Pada Jumat lalu, Chavez mengancam akan menasionalisasi dan mengambil alih bisnis yang tidak mematuhi UU baru terkait barang dan jasa, terutama para peritel yang diklaim menimbun makanan pokok guna mendorong kenaikan harga.
"Kaum borjuis, kelas menengah... para penimbun harus memiliki kerjasama terbaik atau kami akan menegakkan hukum," tegaz Cahez.
"Saya akan memimpin orang-orang yang melakukan itu dan kami akan datang dan mengambil alih pabrik dari bisnis-bisnis ini dan akan melakukan nasionalisasi apapun yang harus kami lakukan, tapi mereka tidak akan pergi dengannya," ujar Chavez.

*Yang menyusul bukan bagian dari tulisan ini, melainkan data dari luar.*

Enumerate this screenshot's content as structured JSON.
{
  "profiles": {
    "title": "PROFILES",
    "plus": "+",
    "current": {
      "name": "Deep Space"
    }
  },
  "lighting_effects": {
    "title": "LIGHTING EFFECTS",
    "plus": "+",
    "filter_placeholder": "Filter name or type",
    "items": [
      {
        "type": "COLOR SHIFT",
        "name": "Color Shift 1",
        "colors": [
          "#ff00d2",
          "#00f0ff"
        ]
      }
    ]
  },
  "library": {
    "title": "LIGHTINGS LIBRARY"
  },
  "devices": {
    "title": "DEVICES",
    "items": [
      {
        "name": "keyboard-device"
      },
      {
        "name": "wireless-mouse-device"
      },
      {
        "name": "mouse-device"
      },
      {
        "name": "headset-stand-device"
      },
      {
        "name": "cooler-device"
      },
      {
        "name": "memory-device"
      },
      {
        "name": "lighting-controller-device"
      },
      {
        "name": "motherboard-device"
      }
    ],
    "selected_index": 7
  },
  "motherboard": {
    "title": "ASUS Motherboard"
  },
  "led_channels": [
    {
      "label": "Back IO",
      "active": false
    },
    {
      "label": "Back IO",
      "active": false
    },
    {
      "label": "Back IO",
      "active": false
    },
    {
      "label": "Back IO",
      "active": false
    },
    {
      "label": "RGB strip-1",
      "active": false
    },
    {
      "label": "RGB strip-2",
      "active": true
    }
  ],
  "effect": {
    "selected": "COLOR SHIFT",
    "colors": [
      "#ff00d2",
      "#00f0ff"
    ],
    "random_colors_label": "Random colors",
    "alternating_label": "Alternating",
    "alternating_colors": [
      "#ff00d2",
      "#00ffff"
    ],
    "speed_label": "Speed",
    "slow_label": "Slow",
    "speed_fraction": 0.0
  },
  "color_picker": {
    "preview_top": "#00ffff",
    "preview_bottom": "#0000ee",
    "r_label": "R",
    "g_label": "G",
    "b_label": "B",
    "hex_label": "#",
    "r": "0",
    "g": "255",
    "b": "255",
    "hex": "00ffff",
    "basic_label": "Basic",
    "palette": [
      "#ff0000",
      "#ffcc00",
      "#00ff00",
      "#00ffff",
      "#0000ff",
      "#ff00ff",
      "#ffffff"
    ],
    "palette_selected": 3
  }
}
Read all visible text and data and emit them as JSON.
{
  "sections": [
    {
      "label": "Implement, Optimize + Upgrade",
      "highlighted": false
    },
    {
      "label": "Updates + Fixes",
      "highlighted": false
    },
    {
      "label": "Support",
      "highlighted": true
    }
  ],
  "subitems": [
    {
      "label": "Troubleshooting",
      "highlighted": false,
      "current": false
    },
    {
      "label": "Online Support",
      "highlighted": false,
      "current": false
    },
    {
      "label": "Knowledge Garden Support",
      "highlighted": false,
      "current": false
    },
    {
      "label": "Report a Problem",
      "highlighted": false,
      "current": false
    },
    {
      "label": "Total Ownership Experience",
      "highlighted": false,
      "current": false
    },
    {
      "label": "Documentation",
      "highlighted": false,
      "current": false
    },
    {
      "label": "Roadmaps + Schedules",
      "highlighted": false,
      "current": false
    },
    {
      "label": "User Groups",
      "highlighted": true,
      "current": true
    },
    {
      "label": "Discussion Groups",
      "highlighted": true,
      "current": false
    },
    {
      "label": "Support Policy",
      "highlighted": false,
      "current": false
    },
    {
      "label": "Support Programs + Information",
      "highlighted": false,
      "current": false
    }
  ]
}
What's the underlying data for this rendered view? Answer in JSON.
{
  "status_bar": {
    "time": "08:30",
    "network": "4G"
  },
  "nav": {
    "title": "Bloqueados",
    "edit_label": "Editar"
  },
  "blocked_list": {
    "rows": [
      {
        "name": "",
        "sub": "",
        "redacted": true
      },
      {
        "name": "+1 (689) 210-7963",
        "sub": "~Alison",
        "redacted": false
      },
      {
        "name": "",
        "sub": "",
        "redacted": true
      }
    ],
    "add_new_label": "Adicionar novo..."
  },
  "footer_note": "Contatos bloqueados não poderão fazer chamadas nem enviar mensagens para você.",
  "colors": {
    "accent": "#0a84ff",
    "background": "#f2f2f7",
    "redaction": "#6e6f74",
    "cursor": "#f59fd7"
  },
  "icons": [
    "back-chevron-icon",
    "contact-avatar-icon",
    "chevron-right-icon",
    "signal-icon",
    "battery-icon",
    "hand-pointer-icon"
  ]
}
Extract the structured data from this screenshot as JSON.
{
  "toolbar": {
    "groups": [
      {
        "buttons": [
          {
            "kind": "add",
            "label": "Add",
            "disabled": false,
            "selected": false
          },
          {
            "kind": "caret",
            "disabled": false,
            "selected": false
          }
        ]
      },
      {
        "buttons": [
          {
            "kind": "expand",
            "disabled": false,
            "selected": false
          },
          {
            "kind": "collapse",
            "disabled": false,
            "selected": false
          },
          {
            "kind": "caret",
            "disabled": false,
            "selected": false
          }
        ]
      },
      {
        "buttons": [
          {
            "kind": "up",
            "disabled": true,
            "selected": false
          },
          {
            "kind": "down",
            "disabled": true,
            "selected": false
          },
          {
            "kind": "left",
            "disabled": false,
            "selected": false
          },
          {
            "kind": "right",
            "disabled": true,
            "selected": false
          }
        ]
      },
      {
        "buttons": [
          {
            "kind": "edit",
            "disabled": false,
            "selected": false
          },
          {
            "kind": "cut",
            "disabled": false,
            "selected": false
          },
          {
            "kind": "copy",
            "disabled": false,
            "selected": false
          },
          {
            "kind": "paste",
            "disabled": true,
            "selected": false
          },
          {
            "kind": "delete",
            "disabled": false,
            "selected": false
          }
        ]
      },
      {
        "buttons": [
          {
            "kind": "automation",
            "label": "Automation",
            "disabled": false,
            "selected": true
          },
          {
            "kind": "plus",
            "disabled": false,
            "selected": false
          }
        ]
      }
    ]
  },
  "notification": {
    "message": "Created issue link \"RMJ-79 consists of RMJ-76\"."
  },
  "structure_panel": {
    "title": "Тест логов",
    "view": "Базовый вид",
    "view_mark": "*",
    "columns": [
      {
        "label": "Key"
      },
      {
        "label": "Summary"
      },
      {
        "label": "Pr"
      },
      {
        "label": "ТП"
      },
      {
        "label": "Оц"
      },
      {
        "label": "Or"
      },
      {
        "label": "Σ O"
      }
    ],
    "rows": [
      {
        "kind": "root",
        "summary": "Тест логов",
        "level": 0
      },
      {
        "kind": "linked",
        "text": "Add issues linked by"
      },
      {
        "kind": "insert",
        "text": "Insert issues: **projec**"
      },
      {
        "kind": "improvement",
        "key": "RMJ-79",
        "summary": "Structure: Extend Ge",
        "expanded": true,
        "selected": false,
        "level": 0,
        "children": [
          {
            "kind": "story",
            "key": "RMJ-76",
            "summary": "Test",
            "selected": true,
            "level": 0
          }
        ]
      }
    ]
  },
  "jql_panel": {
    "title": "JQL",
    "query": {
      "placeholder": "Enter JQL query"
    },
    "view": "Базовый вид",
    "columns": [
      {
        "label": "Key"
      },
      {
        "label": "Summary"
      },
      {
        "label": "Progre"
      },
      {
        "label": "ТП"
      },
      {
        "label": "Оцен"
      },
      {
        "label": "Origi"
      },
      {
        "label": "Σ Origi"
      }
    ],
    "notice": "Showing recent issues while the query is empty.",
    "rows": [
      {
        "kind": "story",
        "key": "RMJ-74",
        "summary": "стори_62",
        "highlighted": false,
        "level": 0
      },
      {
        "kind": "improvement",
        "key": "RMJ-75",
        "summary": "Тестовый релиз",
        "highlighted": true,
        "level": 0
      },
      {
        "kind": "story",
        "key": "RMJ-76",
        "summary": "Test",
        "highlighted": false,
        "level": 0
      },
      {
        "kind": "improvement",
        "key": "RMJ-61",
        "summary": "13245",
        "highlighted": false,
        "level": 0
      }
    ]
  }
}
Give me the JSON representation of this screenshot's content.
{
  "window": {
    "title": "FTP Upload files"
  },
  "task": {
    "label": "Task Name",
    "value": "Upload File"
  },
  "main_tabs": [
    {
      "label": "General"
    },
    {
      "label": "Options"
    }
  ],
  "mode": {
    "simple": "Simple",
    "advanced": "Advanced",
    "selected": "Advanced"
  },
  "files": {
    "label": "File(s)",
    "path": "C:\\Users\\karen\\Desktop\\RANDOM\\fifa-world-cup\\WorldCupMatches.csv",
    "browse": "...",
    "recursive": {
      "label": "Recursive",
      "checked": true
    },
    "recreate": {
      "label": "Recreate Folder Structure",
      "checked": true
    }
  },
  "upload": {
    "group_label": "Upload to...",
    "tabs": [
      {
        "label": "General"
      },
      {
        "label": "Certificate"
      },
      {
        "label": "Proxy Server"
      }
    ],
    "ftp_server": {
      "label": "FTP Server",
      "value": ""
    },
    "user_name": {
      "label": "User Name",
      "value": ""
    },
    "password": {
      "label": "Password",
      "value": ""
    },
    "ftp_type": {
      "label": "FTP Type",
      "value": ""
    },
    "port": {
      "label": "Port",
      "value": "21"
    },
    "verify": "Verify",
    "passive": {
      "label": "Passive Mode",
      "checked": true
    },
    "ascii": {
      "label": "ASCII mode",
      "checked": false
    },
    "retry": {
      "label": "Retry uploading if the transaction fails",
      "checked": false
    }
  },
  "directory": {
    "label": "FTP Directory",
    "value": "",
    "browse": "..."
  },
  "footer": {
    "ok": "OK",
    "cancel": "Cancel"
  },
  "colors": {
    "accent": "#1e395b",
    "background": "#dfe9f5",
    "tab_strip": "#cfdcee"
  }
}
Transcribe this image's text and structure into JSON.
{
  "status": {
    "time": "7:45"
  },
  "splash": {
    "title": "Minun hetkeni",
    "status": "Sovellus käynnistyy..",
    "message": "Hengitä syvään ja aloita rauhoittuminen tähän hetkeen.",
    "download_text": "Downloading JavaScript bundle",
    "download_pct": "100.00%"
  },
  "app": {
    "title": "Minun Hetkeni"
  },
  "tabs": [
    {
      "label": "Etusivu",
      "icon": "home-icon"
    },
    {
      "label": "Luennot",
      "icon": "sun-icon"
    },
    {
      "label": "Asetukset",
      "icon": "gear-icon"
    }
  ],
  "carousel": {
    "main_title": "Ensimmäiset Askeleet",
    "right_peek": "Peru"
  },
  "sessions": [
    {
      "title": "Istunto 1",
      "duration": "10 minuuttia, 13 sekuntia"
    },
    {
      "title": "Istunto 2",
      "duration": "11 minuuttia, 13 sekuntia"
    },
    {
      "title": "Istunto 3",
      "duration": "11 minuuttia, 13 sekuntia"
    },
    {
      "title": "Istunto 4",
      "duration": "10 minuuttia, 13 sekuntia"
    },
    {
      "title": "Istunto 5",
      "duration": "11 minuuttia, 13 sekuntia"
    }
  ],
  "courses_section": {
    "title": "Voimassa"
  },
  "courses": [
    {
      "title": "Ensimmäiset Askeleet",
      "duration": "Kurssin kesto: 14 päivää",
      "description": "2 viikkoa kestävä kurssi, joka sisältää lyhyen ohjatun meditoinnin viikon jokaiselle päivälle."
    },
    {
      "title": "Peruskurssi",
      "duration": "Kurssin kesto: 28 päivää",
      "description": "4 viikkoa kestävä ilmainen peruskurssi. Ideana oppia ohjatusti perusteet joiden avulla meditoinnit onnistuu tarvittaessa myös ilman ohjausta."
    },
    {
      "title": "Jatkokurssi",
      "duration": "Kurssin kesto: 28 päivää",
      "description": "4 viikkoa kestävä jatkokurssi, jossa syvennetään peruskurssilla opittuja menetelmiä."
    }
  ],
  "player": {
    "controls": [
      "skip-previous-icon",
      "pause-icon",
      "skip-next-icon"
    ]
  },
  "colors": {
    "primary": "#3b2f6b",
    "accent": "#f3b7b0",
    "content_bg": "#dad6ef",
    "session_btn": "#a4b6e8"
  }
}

Presiden Chavez yang sedang berjuang melawan kanker itu memang sedang berperang melawan inflasi di negara tersebut. Pada Oktober lalu, inflasi di Venezuela mencapai 1,8%, sehingga inflasi year on year mencapai 26,9%, sementara inflasi tahun kalender dari Januari-Oktober 2011 mencapai 22,7%.
Inflasi di Venezuela terutama didorong oleh kenaikan jasa pendidikan serta harga makanan dan minuman.